No último domingo (19/5), uma parte dos assinantes dos dois jornalões paulistanos recebeu o seu exemplar duplamente descaracterizado. Ou duplamente manipulado. Ambos apresentavam a mesma meia-sobrecapa (anúncio da rede varejista Magazine Luiza) e, como se não bastasse a despersonalização, ambos foram enfiados em idênticos envelopões publicitários pagos pelo consórcio imobiliário Lopes/Cyrella.
Folha de S. Paulo e O Estado de S. Paulo abriram mão de suas personalidades, abdicaram da imperiosa diversificação – essência da pluralidade democrática – e, sobretudo, resignaram-se à condição de robôs de anunciantes. Mandaram os leitores às favas, lixaram-se para as respectivas imagens e não tiveram pudor em exibir o quanto são iguais.
Empolgados com os resultados divulgados pelo projeto Inter-Meios relativos ao primeiro trimestre de 2008 (aumento de cerca de 24% para jornais impressos contra cerca de 16% do mercado de mídia como um todo), viajam com o piloto-automático rumo ao repeteco.
Esquecem que o projeto Inter-Meios – uma parceria entre o jornal especializado Meio&Mensagem e as principais empresas de comunicação do país – não pode ser comparado com o trabalho ‘científico’ de auditagem fornecido por empresas especializadas. A confiabilidade destes números é simbólica, imagina-se que as maiores empresas jornalísticas brasileiras não cometeriam um haraquiri enganando a sociedade com falsos indicadores.
Tendências indefinidas
Além disso, é preciso prestar muita atenção na qualidade do aumento na receita publicitária.
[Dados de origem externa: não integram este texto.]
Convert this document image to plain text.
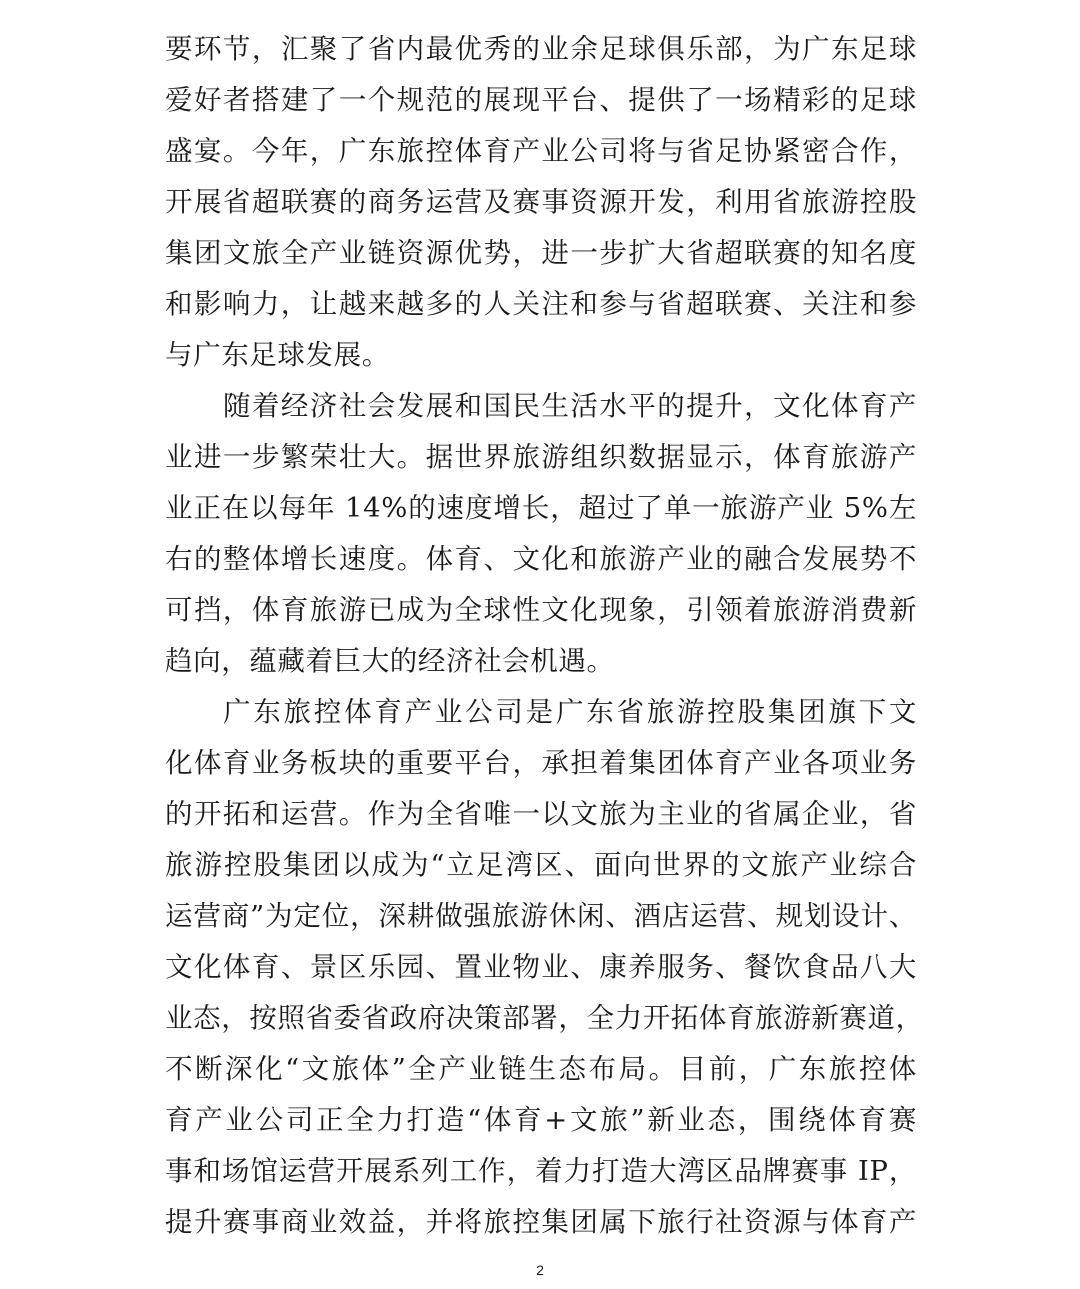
要环节，汇聚了省内最优秀的业余足球俱乐部，为广东足球
爱好者搭建了一个规范的展现平台、提供了一场精彩的足球
盛宴。今年，广东旅控体育产业公司将与省足协紧密合作，
开展省超联赛的商务运营及赛事资源开发，利用省旅游控股
集团文旅全产业链资源优势，进一步扩大省超联赛的知名度
和影响力，让越来越多的人关注和参与省超联赛、关注和参
与广东足球发展。
随着经济社会发展和国民生活水平的提升，文化体育产
业进一步繁荣壮大。据世界旅游组织数据显示，体育旅游产
业正在以每年 14%的速度增长，超过了单一旅游产业 5%左
右的整体增长速度。体育、文化和旅游产业的融合发展势不
可挡，体育旅游已成为全球性文化现象，引领着旅游消费新
趋向，蕴藏着巨大的经济社会机遇。
广东旅控体育产业公司是广东省旅游控股集团旗下文
化体育业务板块的重要平台，承担着集团体育产业各项业务
的开拓和运营。作为全省唯一以文旅为主业的省属企业，省
旅游控股集团以成为“立足湾区、面向世界的文旅产业综合
运营商”为定位，深耕做强旅游休闲、酒店运营、规划设计、
文化体育、景区乐园、置业物业、康养服务、餐饮食品八大
业态，按照省委省政府决策部署，全力开拓体育旅游新赛道，
不断深化“文旅体”全产业链生态布局。目前，广东旅控体
育产业公司正全力打造“体育+文旅”新业态，围绕体育赛
事和场馆运营开展系列工作，着力打造大湾区品牌赛事 IP，
提升赛事商业效益，并将旅控集团属下旅行社资源与体育产
2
Foi aumento bruto ou líquido? Se uma empresa oferece descontos exagerados aos anunciantes, o aumento é financeiramente nulo ou insignificante. Este tipo de olimpíada exige placares mais detalhados. Um ou mesmo dois trimestres são insuficientes para definir tendências. Sobretudo em tempos de volatilidade econômica.
Para enfrentar as doses maciças de entretenimento televisivo e o caráter fragmentário da informação virtual, a mídia impressa de qualidade só tem uma saída: valorizar suas diferenças. Naquele domingo, a Folha oferecia duas boas atrações: a reportagem ‘O Infiltrado’, contando as experiências de um repórter na pele de um recruta da Polícia Militar carioca e a nova sondagem do Datafolha a respeito das eleições para a prefeitura de São Paulo. Matérias caras, que demandaram tempo e recursos. Dinheiro jogado pela janela porque a meia-sobrecapa do Magazine Luiza encobria parcialmente os dois destaques.
Com matérias menos palpitantes justamente para não desperdiçá-las, o Estadão perdeu o seu último domingo quente de maio, já que o próximo (25/5) será esvaziado pelo feriadão. Na ponta do lápis foi um bom negócio?
Bom negócio em empresas jornalísticas é independência. O projeto Inter-Meios jamais conseguirá aferir esta espécie de ativo. Só independência (ou individuação) traz leitores e credibilidade. Jornais indiferenciados e encobertos por anúncios parecem arapucas. Lembram lobbies.